In Nyssa's weekly 'Need to Know' series, we recap the three most important stories related to reproductive health, sex education, and body autonomy.
Bill Cosby is released from prison; conviction overturned
Bill Cosby was released from prison this week after the Pennsylvania Supreme Court overturned his conviction for drugging and sexually assaulting Andrea Constand. The court's decision was based on a spoken non-prosecution agreement made with a prior prosecutor. Cosby has been accused of sexual assault by more than 50 women spanning decades. For these women and all women who've experienced assault, the reversal is devastating. One in six women in the U.S. has been a victim of rape during their lifetime, and of those women, 94% will experience PTSD. Cosby's release sends a message to survivors that their physical, mental, and emotional health is less important than their abuser's freedom.
SisterSong’s ‘Catching Light’ exhibit honors Black birth workers
SisterSong is a Southern-based, Black-women-led national reproductive justice collective. As part of the Artists United for Reproductive Justice initiative, SisterSong created ‘Catching Light,’ a living exhibition honoring the tradition of Black midwives and birth workers. Launched in recognition of Juneteenth, the powerful exhibit archives wisdom, stories, and contributions through photographs and audio from Southern Black birth workers. An exhibit statement reads, “Maternal mortality is a serious issue that continues to disproportionately impact Black mothers; Black midwives have been bridging gaps in care for centuries, making Black women feel safe and heard when the medical-industrial complex failed them.”

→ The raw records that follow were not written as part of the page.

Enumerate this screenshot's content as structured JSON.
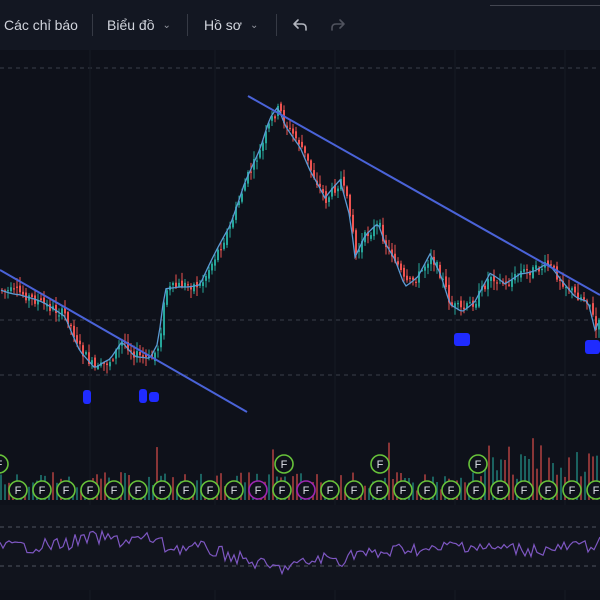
{
  "toolbar": {
    "indicators_label": "Các chỉ báo",
    "chart_label": "Biểu đồ",
    "profile_label": "Hồ sơ",
    "undo_icon": "undo-icon",
    "redo_icon": "redo-icon",
    "chevron_icon": "chevron-down-icon"
  },
  "chart": {
    "dividend_marker_letter": "F",
    "colors": {
      "background": "#0e111a",
      "up": "#26a69a",
      "down": "#ef5350",
      "ma": "#5b9bd5",
      "trendline": "#4a63d8",
      "rsi": "#7e57c2",
      "marker_border": "#67c23a",
      "marker_border_alt": "#9c27b0",
      "blue_marks": "#1f2bff"
    }
  }
}
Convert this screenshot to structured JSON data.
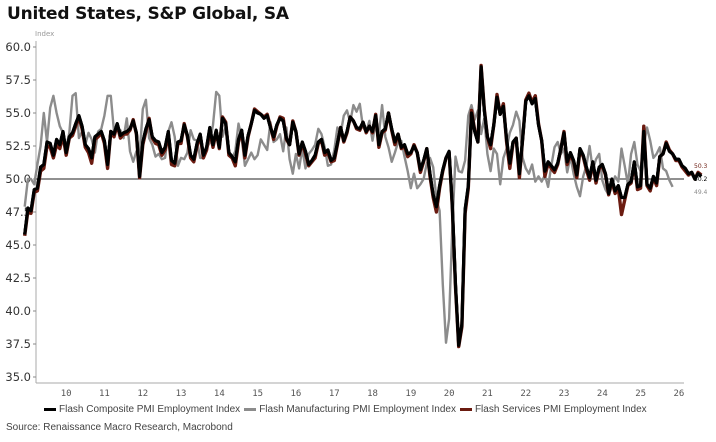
{
  "header": {
    "title": "United States, S&P Global, SA"
  },
  "footer": {
    "source": "Source: Renaissance Macro Research, Macrobond"
  },
  "chart_data": {
    "type": "line",
    "title": "United States, S&P Global, SA",
    "ylabel": "Index",
    "xlabel": "",
    "ylim": [
      35.0,
      60.0
    ],
    "yticks": [
      "35.0",
      "37.5",
      "40.0",
      "42.5",
      "45.0",
      "47.5",
      "50.0",
      "52.5",
      "55.0",
      "57.5",
      "60.0"
    ],
    "xlim": [
      2009.4,
      2026.0
    ],
    "xticks": [
      "10",
      "11",
      "12",
      "13",
      "14",
      "15",
      "16",
      "17",
      "18",
      "19",
      "20",
      "21",
      "22",
      "23",
      "24",
      "25",
      "26"
    ],
    "reference_line": 50.0,
    "legend_position": "bottom",
    "x_start": "2009-06",
    "x_frequency": "monthly",
    "end_labels": [
      "50.3",
      "50.2",
      "49.4"
    ],
    "series": [
      {
        "name": "Flash Composite PMI Employment Index",
        "color": "#000000",
        "end_value": 50.2,
        "values": [
          45.8,
          47.8,
          47.6,
          49.2,
          49.3,
          50.9,
          51.1,
          52.8,
          52.7,
          51.8,
          53.0,
          52.6,
          53.6,
          52.0,
          53.2,
          53.5,
          54.2,
          54.8,
          54.0,
          52.6,
          52.3,
          51.6,
          53.2,
          53.4,
          53.6,
          52.9,
          51.1,
          53.6,
          53.4,
          54.2,
          53.3,
          53.5,
          53.6,
          53.8,
          54.4,
          53.5,
          50.2,
          52.8,
          53.8,
          54.5,
          53.2,
          52.9,
          52.8,
          52.0,
          52.4,
          53.6,
          51.4,
          51.2,
          52.8,
          52.9,
          54.1,
          53.3,
          51.8,
          51.5,
          52.7,
          53.4,
          51.8,
          52.4,
          53.9,
          52.6,
          53.7,
          52.4,
          54.6,
          54.2,
          52.0,
          51.7,
          51.3,
          53.0,
          53.7,
          51.8,
          53.3,
          54.2,
          55.2,
          55.0,
          54.9,
          54.6,
          54.8,
          53.9,
          53.2,
          54.1,
          54.6,
          54.4,
          53.1,
          52.6,
          54.3,
          53.6,
          51.9,
          52.8,
          52.1,
          51.1,
          51.4,
          51.8,
          52.8,
          53.0,
          52.0,
          52.2,
          51.4,
          51.6,
          52.7,
          53.9,
          52.9,
          53.6,
          54.7,
          54.4,
          53.9,
          53.8,
          54.3,
          53.6,
          54.0,
          53.6,
          54.8,
          52.6,
          53.6,
          53.8,
          55.0,
          53.8,
          52.8,
          53.4,
          52.4,
          52.6,
          51.9,
          52.0,
          52.5,
          52.0,
          50.7,
          51.4,
          52.3,
          50.4,
          48.8,
          47.9,
          49.5,
          50.7,
          51.6,
          52.1,
          48.0,
          42.0,
          37.4,
          39.0,
          47.7,
          49.5,
          55.0,
          53.6,
          52.8,
          58.5,
          55.2,
          53.2,
          52.6,
          54.1,
          56.2,
          54.9,
          55.5,
          53.0,
          51.2,
          52.8,
          53.1,
          50.4,
          53.0,
          55.9,
          56.3,
          55.7,
          56.1,
          54.1,
          52.9,
          50.6,
          51.3,
          51.0,
          50.7,
          51.2,
          52.3,
          53.5,
          51.3,
          52.0,
          51.4,
          50.3,
          52.3,
          51.8,
          50.9,
          50.1,
          51.3,
          49.9,
          50.9,
          51.1,
          50.4,
          48.9,
          50.0,
          49.1,
          49.5,
          48.6,
          48.6,
          49.6,
          49.8,
          51.3,
          49.4,
          49.5,
          53.6,
          49.6,
          49.3,
          50.2,
          49.7,
          51.7,
          51.9,
          52.7,
          52.1,
          51.9,
          51.5,
          51.5,
          51.0,
          50.8,
          50.4,
          50.5,
          50.0,
          50.4,
          50.2
        ]
      },
      {
        "name": "Flash Manufacturing PMI Employment Index",
        "color": "#8c8c8c",
        "end_value": 49.4,
        "values": [
          47.9,
          50.0,
          50.0,
          49.6,
          51.1,
          52.5,
          55.0,
          52.8,
          55.4,
          56.3,
          55.0,
          54.0,
          53.5,
          52.4,
          53.5,
          56.3,
          56.5,
          53.1,
          53.6,
          52.6,
          53.5,
          53.0,
          52.0,
          53.6,
          53.8,
          54.8,
          56.3,
          56.3,
          53.6,
          53.8,
          53.7,
          53.1,
          54.6,
          52.1,
          51.3,
          52.1,
          51.8,
          55.3,
          56.0,
          53.1,
          52.6,
          51.7,
          51.9,
          51.5,
          51.6,
          53.6,
          54.3,
          53.2,
          51.0,
          51.6,
          51.5,
          52.0,
          53.7,
          53.0,
          52.9,
          51.6,
          51.6,
          52.3,
          52.8,
          54.1,
          56.6,
          56.3,
          53.2,
          54.0,
          52.0,
          51.6,
          52.1,
          54.2,
          53.1,
          51.0,
          51.5,
          52.0,
          51.5,
          51.8,
          53.0,
          52.6,
          52.2,
          54.3,
          52.8,
          53.0,
          53.4,
          52.1,
          53.9,
          51.5,
          50.4,
          51.9,
          50.8,
          52.3,
          50.8,
          51.9,
          52.2,
          52.6,
          53.8,
          53.4,
          52.4,
          51.0,
          51.1,
          52.2,
          53.9,
          53.4,
          54.8,
          55.2,
          54.3,
          55.6,
          55.1,
          55.7,
          53.9,
          53.6,
          54.4,
          52.9,
          54.3,
          53.4,
          55.6,
          53.2,
          52.4,
          51.3,
          52.0,
          52.8,
          52.9,
          51.7,
          50.6,
          49.3,
          50.4,
          49.3,
          49.6,
          50.0,
          51.2,
          51.6,
          50.9,
          48.5,
          47.6,
          42.0,
          37.6,
          39.4,
          46.3,
          51.7,
          50.6,
          50.5,
          51.4,
          54.8,
          55.6,
          54.5,
          55.2,
          53.4,
          54.6,
          51.9,
          50.6,
          52.3,
          51.9,
          49.6,
          51.6,
          52.3,
          53.5,
          54.1,
          55.1,
          54.4,
          51.6,
          50.8,
          50.4,
          51.1,
          49.8,
          50.2,
          49.8,
          50.3,
          49.4,
          51.0,
          52.4,
          52.8,
          51.9,
          52.3,
          50.5,
          51.7,
          50.4,
          49.4,
          48.7,
          50.2,
          51.0,
          52.5,
          50.7,
          51.5,
          51.9,
          49.9,
          49.2,
          48.8,
          49.4,
          50.2,
          49.8,
          52.3,
          51.0,
          49.6,
          51.9,
          52.8,
          51.1,
          50.6,
          52.6,
          53.9,
          52.9,
          51.6,
          51.9,
          52.4,
          50.8,
          50.6,
          49.9,
          49.4
        ]
      },
      {
        "name": "Flash Services PMI Employment Index",
        "color": "#6b1b10",
        "end_value": 50.3,
        "values": [
          45.7,
          47.6,
          47.4,
          49.0,
          49.1,
          50.6,
          50.8,
          52.5,
          52.4,
          51.6,
          52.6,
          52.3,
          53.3,
          51.8,
          53.1,
          53.3,
          54.0,
          54.7,
          53.8,
          52.4,
          52.0,
          51.2,
          53.0,
          53.2,
          53.5,
          52.7,
          50.8,
          53.6,
          53.2,
          54.1,
          53.1,
          53.4,
          53.4,
          53.7,
          54.5,
          53.4,
          50.1,
          52.6,
          53.6,
          54.6,
          53.1,
          52.7,
          52.6,
          51.8,
          52.2,
          53.4,
          51.1,
          51.0,
          52.7,
          52.7,
          54.2,
          53.2,
          51.6,
          51.3,
          52.5,
          53.3,
          51.6,
          52.2,
          53.7,
          52.4,
          53.6,
          52.3,
          54.7,
          54.3,
          51.8,
          51.6,
          51.0,
          52.8,
          53.6,
          51.6,
          53.2,
          54.2,
          55.3,
          55.1,
          54.9,
          54.7,
          54.9,
          54.0,
          53.0,
          54.0,
          54.7,
          54.6,
          53.0,
          52.6,
          54.4,
          53.6,
          51.8,
          52.7,
          51.9,
          51.0,
          51.3,
          51.6,
          52.7,
          52.9,
          51.8,
          52.0,
          51.3,
          51.4,
          52.6,
          53.9,
          52.8,
          53.5,
          54.7,
          54.4,
          53.8,
          53.7,
          54.3,
          53.5,
          54.0,
          53.5,
          54.9,
          52.4,
          53.5,
          53.7,
          55.0,
          53.7,
          52.6,
          53.4,
          52.3,
          52.5,
          51.7,
          51.9,
          52.6,
          52.0,
          50.5,
          51.3,
          52.3,
          50.2,
          48.6,
          47.5,
          49.3,
          50.6,
          51.6,
          52.0,
          47.9,
          41.8,
          37.3,
          38.8,
          47.4,
          49.3,
          55.2,
          53.7,
          52.8,
          58.6,
          55.3,
          53.2,
          52.3,
          54.1,
          56.4,
          54.9,
          55.7,
          52.8,
          50.8,
          52.7,
          53.1,
          50.1,
          53.0,
          56.0,
          56.5,
          55.8,
          56.3,
          54.2,
          52.9,
          50.2,
          51.2,
          50.8,
          50.5,
          51.1,
          52.3,
          53.6,
          51.1,
          51.9,
          51.3,
          50.1,
          52.2,
          51.7,
          50.7,
          49.9,
          51.2,
          49.7,
          50.8,
          51.0,
          50.3,
          48.8,
          49.9,
          48.9,
          49.3,
          47.3,
          48.4,
          49.5,
          49.7,
          51.2,
          49.2,
          49.3,
          54.0,
          49.5,
          49.1,
          50.1,
          49.5,
          51.7,
          51.9,
          52.8,
          52.2,
          51.9,
          51.4,
          51.4,
          50.9,
          50.6,
          50.3,
          50.5,
          50.0,
          50.5,
          50.3
        ]
      }
    ]
  }
}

The U.S. to add a new gender marker on passportsThe new policy allows passport applicants to self-select gender without requiring medical documentation. The U.S. state department is also working on adding a third gender marker for non-binary, intersex, and gender non-conforming people, but the option won’t be immediately available. Legal gender affirmation, or having one's gender accurately represented on government IDs, has been proven to decrease depression, anxiety, and emotional suffering in trans people. This coupled with the VA’s announcement to offer gender-confirmation surgery for trans vets marks a promising shift.